Putting various economic growth policies under a question mark, new research from the World Inequality Lab said Indian economic inequality has increased rapidly since the 1980s. The report -- World Inequality Report --has put three other countries, North America, China and Russia in the same category.
The report was compiled by the World Wealth and Income Database.
It said inequality in India has risen substantially since the 1980s following "profound transformations in an economy that centered on the implementation of deregulation and opening-up reforms."
"In 2014, the share of national income captured by India's top 1 percent of earners was 22 percent, while the share of the top 10 percent of earners was around 56 percent. The top 0.1 percent of earners has continued to capture more growth than all those in the bottom 50 percent combined.
"This rising inequality contrasts to the 30 years following the country's independence in 1947, when income inequality was widely reduced and the incomes of the bottom 50 percent grew at a faster rate than the national average," the report added.

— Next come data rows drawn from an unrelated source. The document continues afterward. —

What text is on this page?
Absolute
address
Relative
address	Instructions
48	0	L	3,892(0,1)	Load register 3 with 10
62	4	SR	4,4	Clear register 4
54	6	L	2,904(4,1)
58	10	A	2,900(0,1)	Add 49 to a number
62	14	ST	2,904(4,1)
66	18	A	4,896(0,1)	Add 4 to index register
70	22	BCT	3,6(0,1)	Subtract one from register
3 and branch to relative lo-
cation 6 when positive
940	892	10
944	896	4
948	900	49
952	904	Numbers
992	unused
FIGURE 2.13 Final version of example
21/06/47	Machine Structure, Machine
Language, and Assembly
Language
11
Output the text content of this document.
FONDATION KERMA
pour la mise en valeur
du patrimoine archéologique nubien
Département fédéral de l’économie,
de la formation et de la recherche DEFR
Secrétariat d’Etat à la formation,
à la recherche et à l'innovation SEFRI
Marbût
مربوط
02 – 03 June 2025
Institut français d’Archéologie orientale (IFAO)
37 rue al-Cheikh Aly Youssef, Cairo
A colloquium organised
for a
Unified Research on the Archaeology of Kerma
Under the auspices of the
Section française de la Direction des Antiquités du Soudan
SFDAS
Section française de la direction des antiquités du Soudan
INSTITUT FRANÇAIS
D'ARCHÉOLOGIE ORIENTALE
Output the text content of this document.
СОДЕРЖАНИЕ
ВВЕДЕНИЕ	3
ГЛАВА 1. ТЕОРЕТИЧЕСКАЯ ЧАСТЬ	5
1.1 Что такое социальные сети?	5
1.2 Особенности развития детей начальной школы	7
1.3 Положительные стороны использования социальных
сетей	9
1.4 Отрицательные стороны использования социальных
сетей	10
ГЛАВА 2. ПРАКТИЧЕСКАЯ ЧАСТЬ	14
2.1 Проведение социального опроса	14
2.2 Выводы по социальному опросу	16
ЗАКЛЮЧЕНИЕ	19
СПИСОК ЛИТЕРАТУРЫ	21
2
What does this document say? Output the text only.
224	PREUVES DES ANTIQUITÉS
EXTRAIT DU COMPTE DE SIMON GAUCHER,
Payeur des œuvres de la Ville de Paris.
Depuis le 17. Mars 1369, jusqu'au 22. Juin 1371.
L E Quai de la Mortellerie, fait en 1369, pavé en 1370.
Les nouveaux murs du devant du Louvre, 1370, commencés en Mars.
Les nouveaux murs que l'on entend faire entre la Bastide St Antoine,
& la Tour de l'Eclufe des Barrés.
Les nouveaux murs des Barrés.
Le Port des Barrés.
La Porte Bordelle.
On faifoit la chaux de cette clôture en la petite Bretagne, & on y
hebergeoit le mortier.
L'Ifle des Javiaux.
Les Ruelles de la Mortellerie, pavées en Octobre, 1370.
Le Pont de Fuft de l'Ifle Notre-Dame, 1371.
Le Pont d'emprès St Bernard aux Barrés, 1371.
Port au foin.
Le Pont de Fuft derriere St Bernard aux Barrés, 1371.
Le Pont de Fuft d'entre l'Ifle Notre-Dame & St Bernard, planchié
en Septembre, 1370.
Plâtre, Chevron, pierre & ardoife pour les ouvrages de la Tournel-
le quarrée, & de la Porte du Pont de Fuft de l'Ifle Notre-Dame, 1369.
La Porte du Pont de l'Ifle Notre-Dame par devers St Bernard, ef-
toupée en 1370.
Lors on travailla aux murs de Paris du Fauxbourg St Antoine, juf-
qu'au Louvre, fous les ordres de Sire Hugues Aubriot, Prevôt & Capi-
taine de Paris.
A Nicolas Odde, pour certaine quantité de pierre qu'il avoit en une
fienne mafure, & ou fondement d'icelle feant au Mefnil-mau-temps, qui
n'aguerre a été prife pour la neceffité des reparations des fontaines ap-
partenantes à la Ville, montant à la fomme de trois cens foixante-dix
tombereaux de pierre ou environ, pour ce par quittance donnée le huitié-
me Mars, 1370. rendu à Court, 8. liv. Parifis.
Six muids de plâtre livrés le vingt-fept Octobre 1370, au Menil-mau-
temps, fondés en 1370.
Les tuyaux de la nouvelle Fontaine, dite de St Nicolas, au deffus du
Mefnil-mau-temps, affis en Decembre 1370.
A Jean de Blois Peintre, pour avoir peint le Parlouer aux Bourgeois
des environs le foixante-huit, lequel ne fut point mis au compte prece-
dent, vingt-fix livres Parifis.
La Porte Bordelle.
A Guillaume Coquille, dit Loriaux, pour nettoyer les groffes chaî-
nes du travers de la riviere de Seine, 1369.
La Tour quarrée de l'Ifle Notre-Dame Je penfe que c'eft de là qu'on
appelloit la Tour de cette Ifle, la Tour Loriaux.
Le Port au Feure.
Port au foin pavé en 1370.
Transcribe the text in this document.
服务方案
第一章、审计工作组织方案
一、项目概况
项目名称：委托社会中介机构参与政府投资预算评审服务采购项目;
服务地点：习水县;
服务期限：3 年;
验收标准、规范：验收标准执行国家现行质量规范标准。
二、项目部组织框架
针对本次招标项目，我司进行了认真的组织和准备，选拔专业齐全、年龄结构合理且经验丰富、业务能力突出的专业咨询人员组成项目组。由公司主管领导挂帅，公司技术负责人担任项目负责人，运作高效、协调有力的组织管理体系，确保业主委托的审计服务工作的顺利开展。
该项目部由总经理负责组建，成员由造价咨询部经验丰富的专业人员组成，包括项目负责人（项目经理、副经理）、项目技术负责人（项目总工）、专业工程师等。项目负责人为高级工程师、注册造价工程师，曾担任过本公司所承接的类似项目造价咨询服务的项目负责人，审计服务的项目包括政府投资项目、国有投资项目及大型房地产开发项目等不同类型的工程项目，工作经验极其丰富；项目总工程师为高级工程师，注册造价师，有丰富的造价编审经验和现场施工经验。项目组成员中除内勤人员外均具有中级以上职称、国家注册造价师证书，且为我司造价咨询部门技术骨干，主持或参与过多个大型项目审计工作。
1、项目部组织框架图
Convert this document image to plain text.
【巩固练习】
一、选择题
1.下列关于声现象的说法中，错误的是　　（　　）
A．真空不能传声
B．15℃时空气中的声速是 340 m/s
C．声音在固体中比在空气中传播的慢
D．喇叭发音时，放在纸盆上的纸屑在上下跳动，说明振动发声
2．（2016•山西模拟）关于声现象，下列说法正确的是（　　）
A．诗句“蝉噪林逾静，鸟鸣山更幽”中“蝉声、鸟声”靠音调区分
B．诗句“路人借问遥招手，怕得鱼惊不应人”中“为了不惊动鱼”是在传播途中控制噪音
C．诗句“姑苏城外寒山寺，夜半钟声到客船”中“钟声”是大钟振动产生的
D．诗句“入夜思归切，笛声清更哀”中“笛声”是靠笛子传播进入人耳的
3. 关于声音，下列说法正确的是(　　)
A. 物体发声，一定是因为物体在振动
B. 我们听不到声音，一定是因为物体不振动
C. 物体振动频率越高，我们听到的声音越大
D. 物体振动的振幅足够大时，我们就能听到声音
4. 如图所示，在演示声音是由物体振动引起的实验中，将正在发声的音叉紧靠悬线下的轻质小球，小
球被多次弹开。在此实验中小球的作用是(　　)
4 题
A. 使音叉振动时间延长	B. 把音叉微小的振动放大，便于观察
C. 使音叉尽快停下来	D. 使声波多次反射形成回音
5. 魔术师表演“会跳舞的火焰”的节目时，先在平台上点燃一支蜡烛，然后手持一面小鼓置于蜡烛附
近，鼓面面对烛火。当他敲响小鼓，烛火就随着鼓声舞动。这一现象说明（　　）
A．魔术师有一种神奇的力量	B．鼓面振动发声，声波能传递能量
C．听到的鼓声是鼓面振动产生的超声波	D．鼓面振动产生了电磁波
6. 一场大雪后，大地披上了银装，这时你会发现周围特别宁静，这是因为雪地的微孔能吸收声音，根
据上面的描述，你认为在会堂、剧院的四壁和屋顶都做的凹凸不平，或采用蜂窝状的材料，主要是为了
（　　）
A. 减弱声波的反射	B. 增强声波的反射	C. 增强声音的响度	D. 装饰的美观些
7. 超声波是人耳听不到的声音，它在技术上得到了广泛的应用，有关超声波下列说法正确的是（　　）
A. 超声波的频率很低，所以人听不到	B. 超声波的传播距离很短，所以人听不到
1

"The fact that inequality trends vary so greatly among countries, even when countries share similar levels of development, highlights the important role of national policies in shaping inequality. For instance, consider China and India since 1980: China recorded much higher growth rates with significantly lower inequality levels than India. The positive conclusion of the World Inequality Report is that policy matters a lot," said Lucas Chancel, general coordinator of the report.
"Since 1980, income inequality has increased rapidly in North America, China, India, and Russia, while growing moderately in Europe. However, there are exceptions to this pattern: in the Middle East, sub-Saharan Africa, and Brazil, income inequality has remained relatively stable, at extremely high levels," the report said.
The statement said the research aimed to contribute to a more informed global democratic debate on economic inequality by bringing the most up-to-date and comprehensive data to the public discussion.
"For the first time ever, this report examines how global growth has been shared among individuals in the entire world since the 1980s, with a particular focus on emerging countries where inequality data had previously been sparse or nonexistent," said Thomas Piketty, coordinator of the report.
The report also revealed the dramatic decline in the net wealth of governments over the past decades and the challenges this poses for tackling inequality. Based on the data, the report highlighted promising options to tackle income and wealth inequality - starting with the importance of economic data transparency.
The report stressed the need for more ambitious policies to democratise access to education and well-paying jobs in rich and emerging countries alike.
The statement said the data presented in the report combines in a systematic and transparent manner all available economic data sources, including household surveys, tax receipts, and income and wealth national accounts (including offshore leaks, when available). "This enterprise relies on the analysis of more than 175 million data points on inequality."